鲁智深沉默半晌,终於,他猛地站起身,蒲扇般的大手狠狠在林冲肩上擂了一拳,震得他身子一晃。只听鲁智深放声大笑:“好!好一个林冲!之前洒家还当你会捨不得这身官皮,瞻前顾后,没想到竟是这般杀伐果决的好汉!罢了!你这生死兄弟,洒家真心认了!你这趟差事,洒家也接了!”
他端起酒碗,高高举起:“你我便在东溪村再会!你若不来,洒家便杀回东京,为你报仇雪恨!”
前世,鲁智深不止一次骂他性子温吞,万事皆忍。
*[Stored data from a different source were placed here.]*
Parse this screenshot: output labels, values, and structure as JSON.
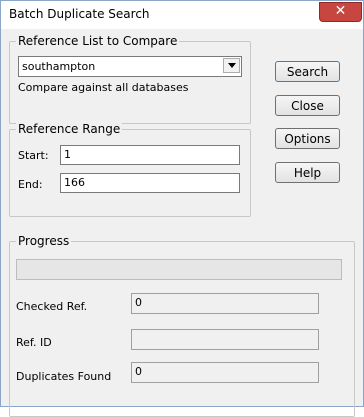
{
  "window": {
    "title": "Batch Duplicate Search",
    "close_glyph": "✕"
  },
  "reference_list": {
    "group_label": "Reference List to Compare",
    "selected": "southampton",
    "note": "Compare against all databases"
  },
  "reference_range": {
    "group_label": "Reference Range",
    "start_label": "Start:",
    "start_value": "1",
    "end_label": "End:",
    "end_value": "166"
  },
  "buttons": {
    "search": "Search",
    "close": "Close",
    "options": "Options",
    "help": "Help"
  },
  "progress": {
    "group_label": "Progress",
    "fraction": 0,
    "checked_label": "Checked Ref.",
    "checked_value": "0",
    "refid_label": "Ref. ID",
    "refid_value": "",
    "dups_label": "Duplicates Found",
    "dups_value": "0"
  }
}
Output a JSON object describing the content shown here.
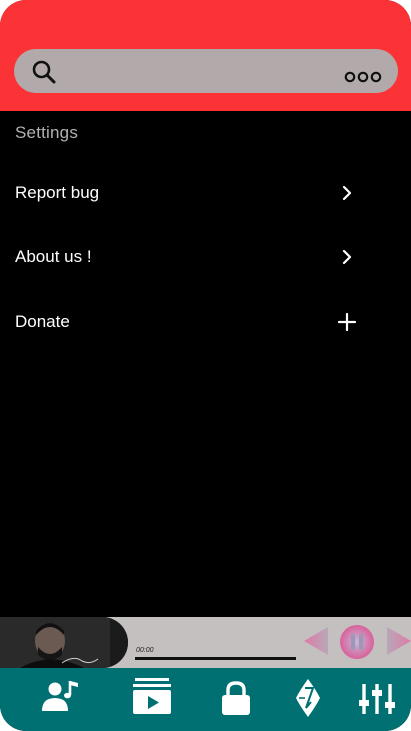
{
  "settings": {
    "section_label": "Settings",
    "items": [
      {
        "label": "Report bug",
        "trailing_icon": "chevron-right-icon"
      },
      {
        "label": "About us !",
        "trailing_icon": "chevron-right-icon"
      },
      {
        "label": "Donate",
        "trailing_icon": "plus-icon"
      }
    ]
  },
  "player": {
    "time": "00:00",
    "progress": 0
  },
  "bottom_nav": [
    "artists-icon",
    "videos-icon",
    "lock-icon",
    "music-brand-icon",
    "equalizer-icon"
  ],
  "colors": {
    "header": "#fc3336",
    "search_bar": "#b2aaaa",
    "background": "#000000",
    "player_bar": "#c4c0c0",
    "nav_bar": "#007072",
    "controls_accent": "#e07aa8"
  }
}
此刻,听著这番话,林冲只觉胸中鬱结多年的那块巨石,轰然粉碎。他同样举起酒碗,与鲁智深的碗重重一碰,发出清脆的响声。
“好!一言为定!”
“哈哈哈哈哈”兄弟二人仰天大笑。
一旁的张教头则是嘆气不止。
…………
且说,高衙內自从那日在陆虞候家楼上跳墙脱走,头上还挨了一击,头晕呕吐,臥病不起数日。
陆虞候和富安两人前来探望,高衙內一见二人到来,开口便道:
“我为了林冲那婆娘,两次不得手,反倒被那廝惊嚇,如今病得这般重,眼见性命难保!你们两个,定要与我想个法子出来,不然,我死了,你们也休想好过!”
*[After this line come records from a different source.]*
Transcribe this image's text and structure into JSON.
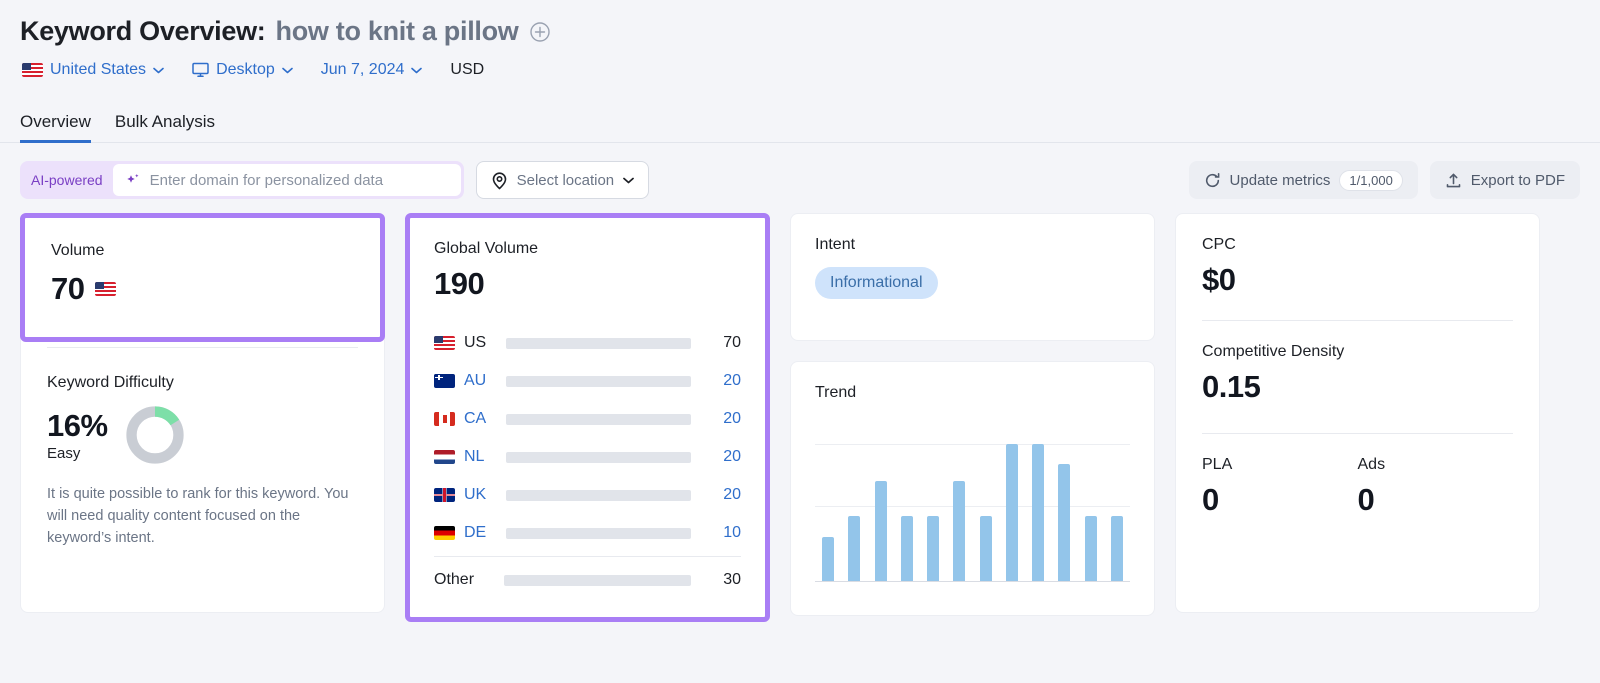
{
  "header": {
    "title_prefix": "Keyword Overview:",
    "keyword": "how to knit a pillow",
    "add_icon": "plus-circle-icon",
    "country": "United States",
    "device": "Desktop",
    "date": "Jun 7, 2024",
    "currency": "USD"
  },
  "tabs": [
    {
      "label": "Overview",
      "active": true
    },
    {
      "label": "Bulk Analysis",
      "active": false
    }
  ],
  "toolbar": {
    "ai_badge": "AI-powered",
    "domain_placeholder": "Enter domain for personalized data",
    "location_label": "Select location",
    "update_metrics_label": "Update metrics",
    "update_metrics_count": "1/1,000",
    "export_label": "Export to PDF"
  },
  "volume_card": {
    "label": "Volume",
    "value": "70",
    "flag": "us",
    "highlighted": true
  },
  "keyword_difficulty": {
    "label": "Keyword Difficulty",
    "value": "16%",
    "percent": 16,
    "rating": "Easy",
    "description": "It is quite possible to rank for this keyword. You will need quality content focused on the keyword’s intent.",
    "arc_color": "#7ddfa8",
    "track_color": "#c9cdd4"
  },
  "global_volume": {
    "label": "Global Volume",
    "value": "190",
    "total": 190,
    "highlighted": true,
    "rows": [
      {
        "code": "US",
        "flag": "us",
        "value": "70",
        "amount": 70,
        "primary": true
      },
      {
        "code": "AU",
        "flag": "au",
        "value": "20",
        "amount": 20,
        "primary": false
      },
      {
        "code": "CA",
        "flag": "ca",
        "value": "20",
        "amount": 20,
        "primary": false
      },
      {
        "code": "NL",
        "flag": "nl",
        "value": "20",
        "amount": 20,
        "primary": false
      },
      {
        "code": "UK",
        "flag": "uk",
        "value": "20",
        "amount": 20,
        "primary": false
      },
      {
        "code": "DE",
        "flag": "de",
        "value": "10",
        "amount": 10,
        "primary": false
      }
    ],
    "other": {
      "code": "Other",
      "value": "30",
      "amount": 30
    }
  },
  "intent_card": {
    "label": "Intent",
    "chip": "Informational"
  },
  "trend_card": {
    "label": "Trend"
  },
  "cpc_card": {
    "cpc_label": "CPC",
    "cpc_value": "$0",
    "density_label": "Competitive Density",
    "density_value": "0.15",
    "pla_label": "PLA",
    "pla_value": "0",
    "ads_label": "Ads",
    "ads_value": "0"
  },
  "colors": {
    "accent_blue": "#2f6ecb",
    "highlight_purple": "#a97ef5",
    "bar_blue": "#93c5ea",
    "bar_primary": "#2b74c8",
    "bar_secondary": "#62b0ef",
    "track_gray": "#e1e4ea",
    "page_bg": "#f4f5f9"
  },
  "chart_data": {
    "type": "bar",
    "title": "Trend",
    "categories": [
      "1",
      "2",
      "3",
      "4",
      "5",
      "6",
      "7",
      "8",
      "9",
      "10",
      "11",
      "12"
    ],
    "values": [
      32,
      47,
      73,
      47,
      47,
      73,
      47,
      100,
      100,
      85,
      47,
      47
    ],
    "xlabel": "",
    "ylabel": "",
    "ylim": [
      0,
      110
    ],
    "grid": true,
    "gridlines": [
      55,
      100
    ],
    "legend": "none"
  }
}
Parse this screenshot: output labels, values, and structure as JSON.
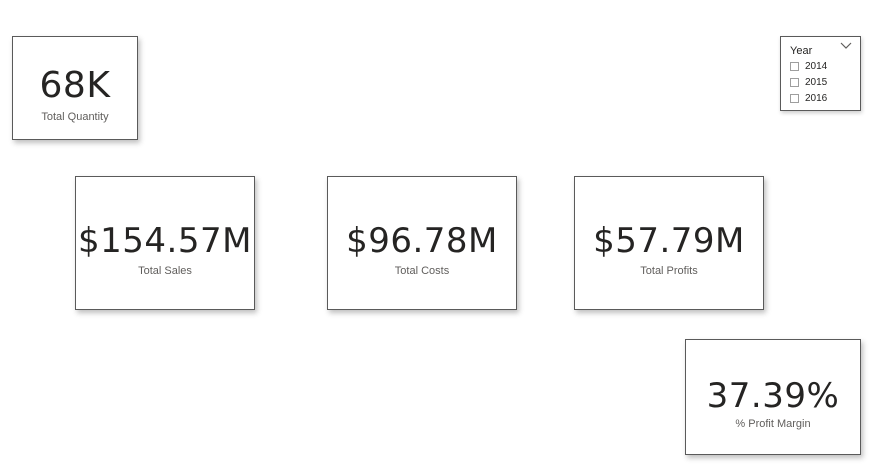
{
  "cards": {
    "quantity": {
      "value": "68K",
      "label": "Total Quantity"
    },
    "sales": {
      "value": "$154.57M",
      "label": "Total Sales"
    },
    "costs": {
      "value": "$96.78M",
      "label": "Total Costs"
    },
    "profits": {
      "value": "$57.79M",
      "label": "Total Profits"
    },
    "margin": {
      "value": "37.39%",
      "label": "% Profit Margin"
    }
  },
  "slicer": {
    "title": "Year",
    "icon": "chevron-down-icon",
    "options": [
      {
        "label": "2014",
        "checked": false
      },
      {
        "label": "2015",
        "checked": false
      },
      {
        "label": "2016",
        "checked": false
      }
    ]
  },
  "colors": {
    "value_text": "#252423",
    "label_text": "#605e5c",
    "card_border": "#5a5a5a"
  }
}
陆虞候连忙陪笑道:“衙內息怒,且宽心。小人已有计策,定叫衙內遂了心愿。除非那婆娘刚烈,自寻死路,那便没奈何了。”
正说间,府里老都管也来看衙內病症。
几人商討一番,老都管便带著陆虞候和富安同去回稟太尉。
高俅哪里关心是非对错,不言高衙內抢人家娘子,反认为林冲这般不识抬举,害得衙內得了相思病,便问二人道:“两个有甚计较?救得我孩儿好了,我自抬举你二人。”
陆虞候向前稟道:“恩相在上,需骗他持械入白虎节堂,便可依律定他个死罪。”
高俅手捻鬍鬚,不由得喝采道:“好计!你两个速速便与我行。”
言罢,又命下人,取来殿帅府內一把绝世宝刀递给陆虞候,言道:“此刀定可做饵。”
…………
足足耗过一旬有余,林冲才来到阅武坊巷口,果见那个大汉,头戴一顶抓角儿头巾,穿一领旧战袍,手里拿著一口宝刀,插著个草標儿,立在街上,口里自言自语说道:“不遇识者,屈沉了我这口宝刀!”
林冲也不理会,只自顾自著走。
那汉子又跟在背后道:“偌大一个东京,没一个识得军器的!”
林冲回过头来,那汉颼的把那口刀掣將出来,明晃晃的夺人眼目。
即便第二世再看,仍旧失口道:“好刀!你要卖几钱?”
那汉道:“索价三千贯,实价二千贯。”
正因为这把刀,上一世林衝出了足足一千贯,结果却买了一个家破人亡的下场
林冲笑了:“一贯钱,我便买了。”
那汉表情错愕:“一贯钱?官人莫不是在说笑?”
林冲道:“不卖便罢了。”转身就走,没有半分停留。
那汉子急道:“得,得!真是好物贱卖了!一贯便一贯,一文也不能少!”
林冲嘴角掛起一抹冷笑,將早已备好的一贯钱递予那汉子。
回到家中,他把这口刀翻来復去看了一回,如上一世那般,由衷赞道:“端的是把好刀!”
当晚不落手看了一晚,又练了半晌,不觉得惊讶:这身手比之当时高了许多。
上一世久经沙场,岂能是那时自己所能比擬的,且当下正年富力强之际,可谓是顛峰状態。
心里再多了几分底气,又盘算所有细节,做些许准备,入夜后才將刀掛在壁上,未等天明,再去看那刀。
果不其然,次日巳牌时分,门外传来两个承局的叫声:“林教头,太尉有钧旨,闻知你新得一口宝刀,特召你带刀入府一观。”